Se o paciente permanecer internado, os níveis de cálcio sérico deverão ser verificados pelo menos duas vezes durante as primeiras 24 horas, sendo que a última medição deverá ser realizada na manhã seguinte à cirurgia. Se os níveis de cálcio sérico estiverem normais ou apenas leve e temporariamente reduzidos, o paciente poderá receber alta com suplementos de cálcio prescritos conforme a necessidade. Se o paciente permanecer assintomático e estiver tomando apenas uma dose profilática de cálcio, a suplementação de cálcio poderá ser interrompida 2 semanas após a cirurgia.
Em pacientes tratados para hipocalcemia sintomática ou que exigem tratamento com calcitriol, os níveis séricos de cálcio e de PTH deverão ser verificados 4 semanas após a cirurgia e o esquema deverá ser reduzido gradualmente. Monitoramento adicional de paciente hospitalizado ou ambulatorial poderá ser necessário, dependendo das circunstâncias. O calcitriol poderá ser prescrito para uso ambulatorial com suplementos de cálcio.
Doença subjacente e fatores atenuantes
Aproximadamente 25% de todos os adultos com hipoparatireoidismo têm uma etiologia não cirúrgica.[1][27] Nesses pacientes, os problemas clínicos concomitantes devem ser abordados, além do hipoparatireoidismo.
Por exemplo, em pacientes com síndrome poliendócrina autoimune tipo 1 (APS1), é obrigatória a reposição cuidadosa de glicocorticoide, bem como o rastreamento regular e o tratamento de outras doenças (como a doença celíaca), as quais podem afetar o sucesso do tratamento do hipoparatireoidismo.

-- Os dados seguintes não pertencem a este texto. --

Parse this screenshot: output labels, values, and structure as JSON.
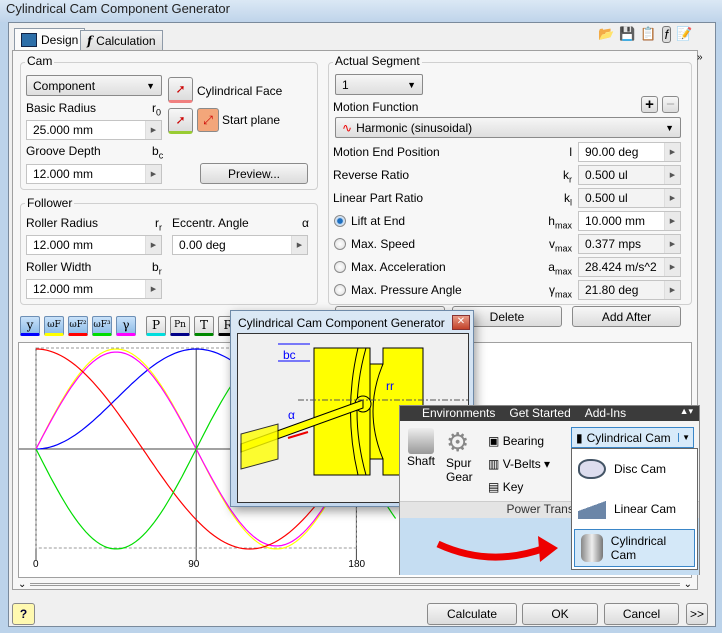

Medicamentos que interferem na absorção de magnésio ou de cálcio (por exemplo, inibidores da bomba de prótons, corticosteroides), ou que aumentam a excreção de cálcio (por exemplo, diuréticos de alça), podem ser reduzidos gradualmente ou descontinuados em todos os pacientes, conforme apropriado, para alcançar um controle mais estável da hipocalcemia.